Thursday, August 16, 2012

Oh my lantus! A post???

Sometimes I get really anal about things. 
Like pens.

I have a spiffy fountain pen tucked away that I only use when I am writing letters to Jenna or writing a card or note to someone. I love it. I love a good pen.  

I carry a pencil and pen in my pocket at work. The pencil for notes on my patients when I chat with them and the pen for writing orders. I've lost pens before and you'd think the secretaries would have a plethora of pens floating around...but they don't. So usually I spend 10 minutes aimlessly wondering the floor looking for an orphan pen for me to snatch up. Usually I don't find one and so I begrudgingly retreat to my office to find one. 

Most of the pens I have at work are cheap, dinky ones that constantly stop working so I have to find scrap paper to scribble on or I put it down and lose it. You know how it goes.

But. One day on a hunt for a pen I found one that I fell in love with. 

It's needle point. It writes smoothly. It's been broken it. It clicks. It slides perfectly into my pocket. It's a pen-lover's delight.

 I thought for sure it was a doctor's pen and as I was writing some orders, I was waiting for someone to ask who stole their pen. No one did so I stuck it in my pocket. (Insert creepy LOTR Smeagol/Golum voice here). Now it's mine! My precious. Hey now, a good pen is hard to come by these days. I feel a little extra spiffy now when I whip it out to write an order. (Sometimes I like to pretend I'm a doctor writing an all-important order. Mostly I'm just writing an order for a Boost milkshake as opposed to some fancy medicine regimen. It's the little things that make my job bearable enjoyable)

So today.
I've been in a rather irritated mood lately. We're short-staffed at work still and I'm getting blimey burnt out. I know, boo hoo. Anyway, I'm setting the stage here. I was in the middle of charting on a patient when I regrettably glanced up and locked eyes with a man walking towards the nurses' station and could see it on his lips that he was about to ask a question. Never mind that there are only 12 other people around but since I was the unlucky one to make eye contact, he approached me. Dang it. I tried to pretend like I didn't notice him approaching me, but knowing this is impolite and mean, I put on a smile, looked up and asked if I could help him. He was in the middle of writing something...something about transfer paperwork...and his pen died. So I thought, anything to help expedite a patient's discharge, and began frantically searching for a pen. Of course I couldn't find one so I hesitantly handed him my beloved pen. I was about to tell him to remember to bring it back but for whatever reason, I didn't. I think I was internally petrified that I was handing over my a) beloved pen when I b) had to write an order in a second. 

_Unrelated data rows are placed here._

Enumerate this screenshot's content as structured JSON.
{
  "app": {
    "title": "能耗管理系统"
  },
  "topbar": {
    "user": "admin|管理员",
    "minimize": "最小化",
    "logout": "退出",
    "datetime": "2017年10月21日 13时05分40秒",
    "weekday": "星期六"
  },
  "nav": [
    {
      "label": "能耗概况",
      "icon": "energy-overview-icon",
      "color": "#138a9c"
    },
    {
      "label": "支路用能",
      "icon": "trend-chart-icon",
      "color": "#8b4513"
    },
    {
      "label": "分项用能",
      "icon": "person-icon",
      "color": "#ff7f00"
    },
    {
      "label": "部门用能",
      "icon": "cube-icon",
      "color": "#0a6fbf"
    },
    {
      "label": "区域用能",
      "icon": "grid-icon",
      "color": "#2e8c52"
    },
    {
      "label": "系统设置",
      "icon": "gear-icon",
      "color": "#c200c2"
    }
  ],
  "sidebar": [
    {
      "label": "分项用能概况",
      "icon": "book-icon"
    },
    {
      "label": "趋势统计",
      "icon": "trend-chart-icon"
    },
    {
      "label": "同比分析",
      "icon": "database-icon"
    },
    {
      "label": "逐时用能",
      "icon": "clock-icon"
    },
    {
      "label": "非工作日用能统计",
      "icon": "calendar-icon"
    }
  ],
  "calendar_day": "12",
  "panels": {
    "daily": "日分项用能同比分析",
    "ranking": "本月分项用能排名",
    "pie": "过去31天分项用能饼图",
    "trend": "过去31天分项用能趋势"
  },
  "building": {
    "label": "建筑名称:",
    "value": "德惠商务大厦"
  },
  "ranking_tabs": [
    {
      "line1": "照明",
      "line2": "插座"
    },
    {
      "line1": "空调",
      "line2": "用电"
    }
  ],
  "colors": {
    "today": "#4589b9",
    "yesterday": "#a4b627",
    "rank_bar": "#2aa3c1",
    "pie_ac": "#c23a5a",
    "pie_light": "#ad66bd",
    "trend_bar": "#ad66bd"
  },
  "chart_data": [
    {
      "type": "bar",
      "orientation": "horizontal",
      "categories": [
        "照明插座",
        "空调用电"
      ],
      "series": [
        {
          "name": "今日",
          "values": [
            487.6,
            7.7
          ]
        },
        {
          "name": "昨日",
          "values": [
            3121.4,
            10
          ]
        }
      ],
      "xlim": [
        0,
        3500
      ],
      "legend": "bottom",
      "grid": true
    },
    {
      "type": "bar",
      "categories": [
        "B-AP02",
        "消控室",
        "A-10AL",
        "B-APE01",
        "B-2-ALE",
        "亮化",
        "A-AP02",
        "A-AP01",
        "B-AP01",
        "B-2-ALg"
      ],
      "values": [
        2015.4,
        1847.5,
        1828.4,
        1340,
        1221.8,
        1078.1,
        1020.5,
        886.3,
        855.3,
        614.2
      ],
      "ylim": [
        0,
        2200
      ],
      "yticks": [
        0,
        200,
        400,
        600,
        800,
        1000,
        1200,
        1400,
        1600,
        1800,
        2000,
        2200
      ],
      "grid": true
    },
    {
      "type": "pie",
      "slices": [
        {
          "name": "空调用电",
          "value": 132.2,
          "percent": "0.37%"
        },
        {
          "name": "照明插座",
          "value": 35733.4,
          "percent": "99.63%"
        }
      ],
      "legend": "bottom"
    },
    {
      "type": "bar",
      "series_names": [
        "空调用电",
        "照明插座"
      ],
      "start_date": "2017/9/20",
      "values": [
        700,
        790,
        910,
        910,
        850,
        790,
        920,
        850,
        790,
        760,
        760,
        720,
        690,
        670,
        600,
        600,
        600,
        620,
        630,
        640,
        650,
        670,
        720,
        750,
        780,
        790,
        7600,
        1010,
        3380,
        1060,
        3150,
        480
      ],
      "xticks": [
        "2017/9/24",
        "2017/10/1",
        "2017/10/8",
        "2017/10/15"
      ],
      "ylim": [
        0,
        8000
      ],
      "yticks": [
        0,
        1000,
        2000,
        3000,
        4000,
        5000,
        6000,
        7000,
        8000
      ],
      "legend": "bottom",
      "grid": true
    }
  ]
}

I'm pretty sure I looked like this.
Photo from here
So I watched him walk away with my pen and then the irritation kicked in. So I typed and waited for him to come back because he knew I had only lent it to him...right? RIGHT?? I waited a few more minutes. I looked through a chart. I got more irritated because I had a billion patients to see and I just needed my blasted pen back so I could write orders and get on with it. I waited a few more minutes. 
No sign of the alleged pen-borrower (aka THIEF!).

My irritation hit its threshold and then I thought maybe I was being a little ridiculous. All of this over...a pen. 

Butnotjustanypen!!!! It's my favorite pen! At this point I was so annoyed with the entire stupid situation, both me being so irritated and making such a big deal but not letting it go, that I thought who cares: I. Want. My. Pen. And I will get it. So I did what any irrational, ridiculous pen-lover would do and I found the thief pen-borrower. I told him that I needed my pen to write some orders (true) and that if he needed me to find him another pen that I would. He asked if I would. FOR THE LOVE. So, I went to my office and grabbed a dinky pen, shoved it in my pocket, returned and traded.
HA. 
Oh and, in case you're wondering, he was not working on transfer paperwork. That little...

Oh well! I got my pen.
Am I ridiculous? Perhaps. 
Was this ridiculous? Perhaps.
Do I care? No. Why? Because I got my pen!!! 

 Lesson learned: avoid making eye contact with people when I am charting at the nurses' station lest they try to bum your fancy pen off you with no intention of returning it. Punk. 

4 comments:

Jenna said...

You can really judge a person's character by whether or not they return borrowed pens. I was right there with you the whole way. :) And glad to see a post.

Tracy said...

I always get a kick out of those dinky bank pens that say "I was stolen from X bank!" on them.

and I missed your posts!! You've been on so many adventures I wanna hear about them!

Reagan said...
This comment has been removed by the author.
Sarah said...

Haha good post. I totally understand - a good pen is hard to lose. And why are pens so hard to come by in the hospital?? That happened to me during my internship too - if I forgot mine or set it down somewhere I could never find one on the floors!